My second face looked like it was sliding down my throat, my split nose askew and the eye at my temple splitting open. Another eye had begun to indent on my neck. I had extra fingers splayed from the others, completely movable. Hannah teased that I ought to learn to play the piano, but at the look on my face, clamped her mouth shut. My extra toes made it hurt to walk, and I limped. I made certain to wear a large scarf at all hours of the day.

  I’d been having hallucinations, too. They fevered and haunted me ceaselessly, twitching and crawling over me whenever I closed my eyes. I could only drive them from my soul like sweat—pounding them from my mind by running through Fata, over the pathways and by canal fronts, letting the cold sting my face and convincing myself that I didn’t need fantillium to make the creatures go away.

  But I was healing. Anna had been right about that. After the first three days, the hallucinations weren’t as vivid; their pricks not as sharp. The Rivening was beginning to heal, too. The eye at my temple had closed and scabbed over, the bridge of my second nose had gone soft, like cartilage, and my extra nostrils had begun to close up. My fingers were taking their jolly time. Dr. Palmer, my father, and I examined the extra pieces of me with great interest, sorting out how the bone and muscle had split.

  We decided I ought to accompany my father to Arthurise, and as we helped quell the Venen there, we could consult the top surgeons of the empire. My father had promised, in fact, that I could have a hand at the scalpel and make some incisions!29

  And so it was, just nine days after returning from Nod’ol, my father and I packed our things and prepared for a season-long stay in Arthurise. Longer for me, because after I’d recovered, I’d be remaining in Arthurise to attend the university and become a surgeon myself.

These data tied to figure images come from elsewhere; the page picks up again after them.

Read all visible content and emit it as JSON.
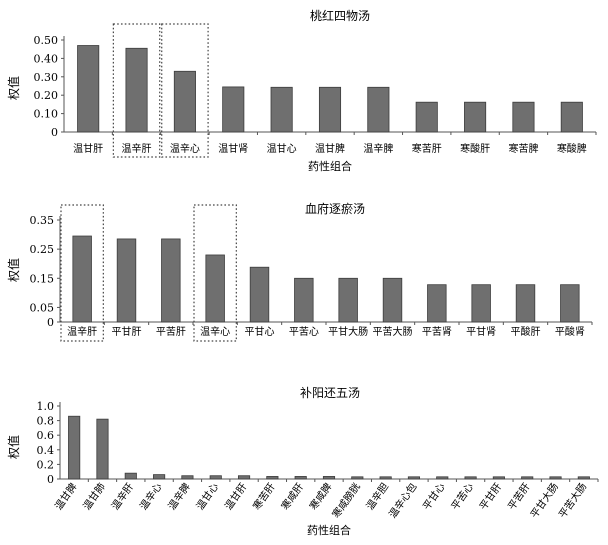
{
  "chart_data": [
    {
      "type": "bar",
      "title": "桃红四物汤",
      "xlabel": "药性组合",
      "ylabel": "权值",
      "ylim": [
        0,
        0.5
      ],
      "yticks": [
        "0",
        "0.10",
        "0.20",
        "0.30",
        "0.40",
        "0.50"
      ],
      "categories": [
        "温甘肝",
        "温辛肝",
        "温辛心",
        "温甘肾",
        "温甘心",
        "温甘脾",
        "温辛脾",
        "寒苦肝",
        "寒酸肝",
        "寒苦脾",
        "寒酸脾"
      ],
      "values": [
        0.47,
        0.455,
        0.33,
        0.245,
        0.243,
        0.243,
        0.243,
        0.162,
        0.162,
        0.162,
        0.162
      ],
      "highlighted": [
        "温辛肝",
        "温辛心"
      ]
    },
    {
      "type": "bar",
      "title": "血府逐瘀汤",
      "xlabel": "",
      "ylabel": "权值",
      "ylim": [
        0,
        0.35
      ],
      "yticks": [
        "0",
        "0.05",
        "0.15",
        "0.25",
        "0.35"
      ],
      "categories": [
        "温辛肝",
        "平甘肝",
        "平苦肝",
        "温辛心",
        "平甘心",
        "平苦心",
        "平甘大肠",
        "平苦大肠",
        "平苦肾",
        "平甘肾",
        "平酸肝",
        "平酸肾"
      ],
      "values": [
        0.295,
        0.285,
        0.285,
        0.23,
        0.188,
        0.15,
        0.15,
        0.15,
        0.128,
        0.128,
        0.128,
        0.128
      ],
      "highlighted": [
        "温辛肝",
        "温辛心"
      ]
    },
    {
      "type": "bar",
      "title": "补阳还五汤",
      "xlabel": "药性组合",
      "ylabel": "权值",
      "ylim": [
        0,
        1.0
      ],
      "yticks": [
        "0",
        "0.2",
        "0.4",
        "0.6",
        "0.8",
        "1.0"
      ],
      "categories": [
        "温甘脾",
        "温甘肺",
        "温辛肝",
        "温辛心",
        "温辛脾",
        "温甘心",
        "温甘肝",
        "寒苦肝",
        "寒咸肝",
        "寒咸脾",
        "寒咸膀胱",
        "温辛胆",
        "温辛心包",
        "平甘心",
        "平苦心",
        "平甘肝",
        "平苦肝",
        "平甘大肠",
        "平苦大肠"
      ],
      "values": [
        0.86,
        0.82,
        0.08,
        0.06,
        0.045,
        0.045,
        0.045,
        0.035,
        0.035,
        0.035,
        0.03,
        0.03,
        0.03,
        0.03,
        0.03,
        0.03,
        0.03,
        0.03,
        0.03
      ],
      "highlighted": []
    }
  ]
}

  Mum and Hannah, well enough now to brave the cold air, gave us a send-off on dock three, surrounded by benches and jaunty-tune telescopes. Leaving my family in this familiar setting reminded me of Anna, and I couldn’t say much. At the top of the vertical dock, the Chivalry loomed, engines fired up and ready to brave the polar storms to transport the empire’s head medical scientist—and his apprentice—to Arthurise. Northern airguardsmen walked to and fro, up and down the lift, loading the hull. We stood as a family, still among the harried last-minute work. A cold wind caught our backs, flapping our coats.